Areté’s Eudaimonia Program seeks to reinvent math and science instruction, combining the best parts of university learning with the academic supports that allow gifted students to truly flourish.
- Asynchronous milestone learning. Eudaimonia students are motivated learners, who can work independently rather than waiting for the class to catch up. Students move through a structured curriculum at their own pace, with a qualified teacher always on hand to scaffold necessary skills and provide direction.
- Lab work with individual mentorship. The heart of science learning happens in the lab, but standard “cookie-cutter” labs are designed more to train technicians than working scientists. Instead, Eudaimonia students work closely with a mentor teacher to create a long-term laboratory project in their field of study, perform exploratory and formal science experiments, and analyze their results. Students will finish the year with a final report that summarizes their results in the larger context of modern research and serves as an impressive supplement to any college application.
- Connections to working scientists & engineers. To fully realize their projects, Eudaimonia students will need university lab equipment and expertise. Students will collaborate and consult with professors, working scientists, and engineers, all the while receiving background support from an Areté faculty liaison.

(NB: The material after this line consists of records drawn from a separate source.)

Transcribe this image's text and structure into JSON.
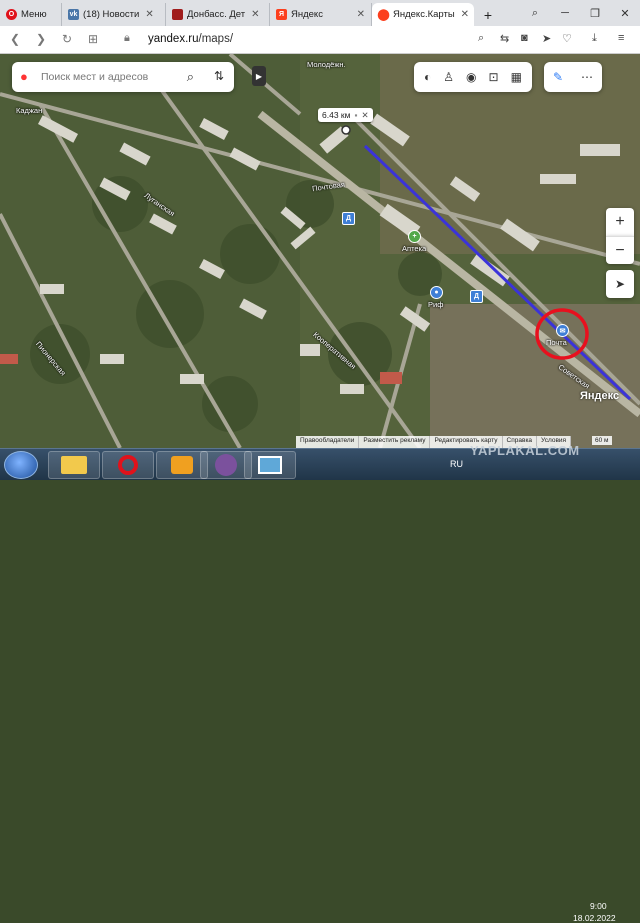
{
  "browser": {
    "tabs": [
      {
        "label": "Меню",
        "icon": "opera-icon",
        "color": "#e0121b",
        "glyph": "O"
      },
      {
        "label": "(18) Новости",
        "icon": "vk-icon",
        "color": "#4a76a8",
        "glyph": "vk"
      },
      {
        "label": "Донбасс. Дет",
        "icon": "news-site-icon",
        "color": "#a01c1c",
        "glyph": "▮"
      },
      {
        "label": "Яндекс",
        "icon": "yandex-icon",
        "color": "#fc3f1d",
        "glyph": "Я"
      },
      {
        "label": "Яндекс.Карты",
        "icon": "yandex-maps-pin-icon",
        "color": "#fc3f1d",
        "glyph": "●"
      }
    ],
    "new_tab_label": "+",
    "url_domain": "yandex.ru",
    "url_path": "/maps/"
  },
  "map": {
    "search_placeholder": "Поиск мест и адресов",
    "distance_label": "6.43 км",
    "labels": [
      {
        "text": "Молодёжн.",
        "kind": "street"
      },
      {
        "text": "Почтовая",
        "kind": "street"
      },
      {
        "text": "Аптека",
        "kind": "poi"
      },
      {
        "text": "Риф",
        "kind": "poi"
      },
      {
        "text": "Почта",
        "kind": "poi"
      },
      {
        "text": "Каджан",
        "kind": "place"
      },
      {
        "text": "Луганская",
        "kind": "street"
      },
      {
        "text": "Кооперативная",
        "kind": "street"
      },
      {
        "text": "Пионерская",
        "kind": "street"
      },
      {
        "text": "Советская",
        "kind": "street"
      }
    ],
    "brand": "Яндекс",
    "footer_links": [
      "Правообладатели",
      "Разместить рекламу",
      "Редактировать карту",
      "Справка",
      "Условия"
    ],
    "scale_label": "60 м",
    "zoom_in": "+",
    "zoom_out": "−",
    "route_color": "#3b33d9",
    "marker_color": "#e8101e"
  },
  "taskbar": {
    "lang": "RU",
    "date": "18.02.2022",
    "time": "9:00",
    "watermark": "YAPLAKAL.COM"
  }
}
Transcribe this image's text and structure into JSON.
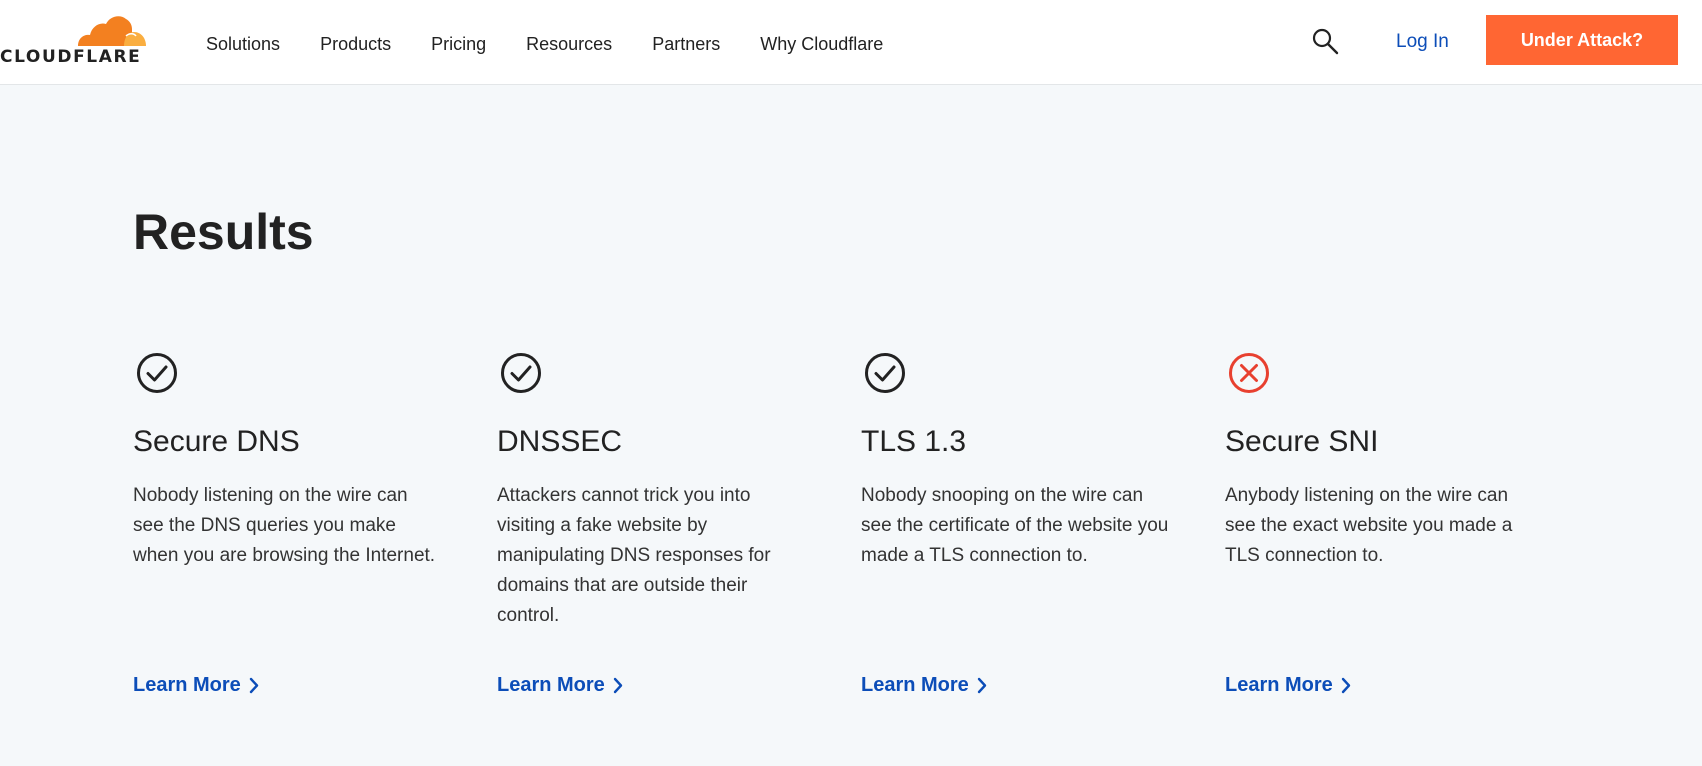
{
  "header": {
    "logo_text": "CLOUDFLARE",
    "nav": [
      "Solutions",
      "Products",
      "Pricing",
      "Resources",
      "Partners",
      "Why Cloudflare"
    ],
    "search_icon": "search-icon",
    "login_label": "Log In",
    "attack_label": "Under Attack?"
  },
  "main": {
    "title": "Results",
    "cards": [
      {
        "status": "pass",
        "icon": "check-circle-icon",
        "title": "Secure DNS",
        "description": "Nobody listening on the wire can see the DNS queries you make when you are browsing the Internet.",
        "link": "Learn More"
      },
      {
        "status": "pass",
        "icon": "check-circle-icon",
        "title": "DNSSEC",
        "description": "Attackers cannot trick you into visiting a fake website by manipulating DNS responses for domains that are outside their control.",
        "link": "Learn More"
      },
      {
        "status": "pass",
        "icon": "check-circle-icon",
        "title": "TLS 1.3",
        "description": "Nobody snooping on the wire can see the certificate of the website you made a TLS connection to.",
        "link": "Learn More"
      },
      {
        "status": "fail",
        "icon": "x-circle-icon",
        "title": "Secure SNI",
        "description": "Anybody listening on the wire can see the exact website you made a TLS connection to.",
        "link": "Learn More"
      }
    ]
  },
  "colors": {
    "brand_orange": "#f38020",
    "attack_button": "#ff6633",
    "link_blue": "#0c4db8",
    "pass_icon": "#222222",
    "fail_icon": "#e8402f",
    "background": "#f5f8fa"
  }
}
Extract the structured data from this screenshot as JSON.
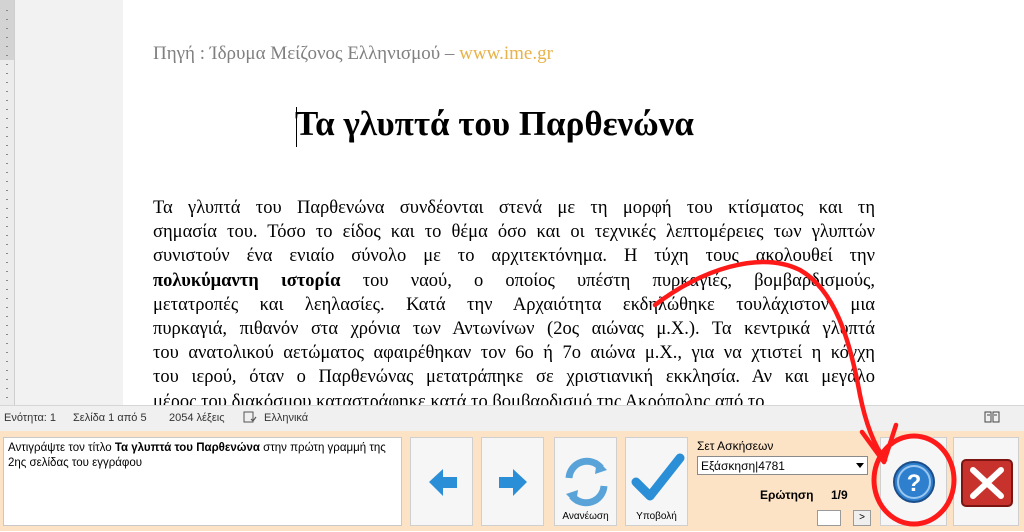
{
  "document": {
    "source_prefix": "Πηγή : Ίδρυμα Μείζονος Ελληνισμού – ",
    "source_link": "www.ime.gr",
    "title": "Τα γλυπτά του Παρθενώνα",
    "body_lines": [
      "Τα γλυπτά του Παρθενώνα συνδέονται στενά με τη μορφή του κτίσματος και τη",
      "σημασία του. Τόσο το είδος και το θέμα όσο και οι τεχνικές λεπτομέρειες των γλυπτών",
      "συνιστούν ένα ενιαίο σύνολο με το αρχιτεκτόνημα. Η τύχη τους ακολουθεί την",
      "του ναού, ο οποίος υπέστη πυρκαγιές, βομβαρδισμούς,",
      "μετατροπές και λεηλασίες. Κατά την Αρχαιότητα εκδηλώθηκε τουλάχιστον μια",
      "πυρκαγιά, πιθανόν στα χρόνια των Αντωνίνων (2ος αιώνας μ.Χ.). Τα κεντρικά γλυπτά",
      "του ανατολικού αετώματος αφαιρέθηκαν τον 6ο ή 7ο αιώνα μ.Χ., για να χτιστεί η κόγχη",
      "του ιερού, όταν ο Παρθενώνας μετατράπηκε σε χριστιανική εκκλησία. Αν και μεγάλο",
      "μέρος του διακόσμου καταστράφηκε κατά το βομβαρδισμό της Ακρόπολης από το"
    ],
    "bold_phrase": "πολυκύμαντη ιστορία"
  },
  "statusbar": {
    "section": "Ενότητα: 1",
    "page": "Σελίδα 1 από 5",
    "words": "2054 λέξεις",
    "language": "Ελληνικά"
  },
  "panel": {
    "instruction_prefix": "Αντιγράψτε τον τίτλο ",
    "instruction_bold": "Τα γλυπτά του Παρθενώνα",
    "instruction_suffix": " στην πρώτη γραμμή της 2ης σελίδας του εγγράφου",
    "refresh_label": "Ανανέωση",
    "submit_label": "Υποβολή",
    "exercise_set_label": "Σετ Ασκήσεων",
    "exercise_selected": "Εξάσκηση|4781",
    "question_label": "Ερώτηση",
    "question_value": "1/9",
    "go_label": ">"
  },
  "colors": {
    "panel_bg": "#fde3c6",
    "link": "#e8b24a",
    "arrow_blue": "#2a8fd6",
    "annotation_red": "#ff1a1a",
    "close_red": "#c8322c"
  },
  "icons": [
    "arrow-left-icon",
    "arrow-right-icon",
    "refresh-icon",
    "checkmark-icon",
    "help-icon",
    "close-icon",
    "read-mode-icon",
    "proofing-icon"
  ]
}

- Problem-solving roundtable. Although Eudaimonia students learn content at their own pace, they also need to experience collaborative problem-solving and working as a team. In weekly sessions, students come together with peers and teachers to tackle extra-challenging problems from the AMC and AIME competition math exams, discuss journal articles, or solve engineering challenges. Areté faculty will serve as Socratic facilitators, pushing students to get “in the mess” of problem-solving without fear of foundering.
The Eudaimonia “school-within-a school” model pushes the boundaries of a traditionally progressive program, offering a unique curriculum tailored to the student’s passions. Students are able to tackle real scientific work while leaving space to pursue advanced STEM topics not usually included in the high school curriculum–from linear algebra to fractal math to nanotechnology to machine learning and beyond.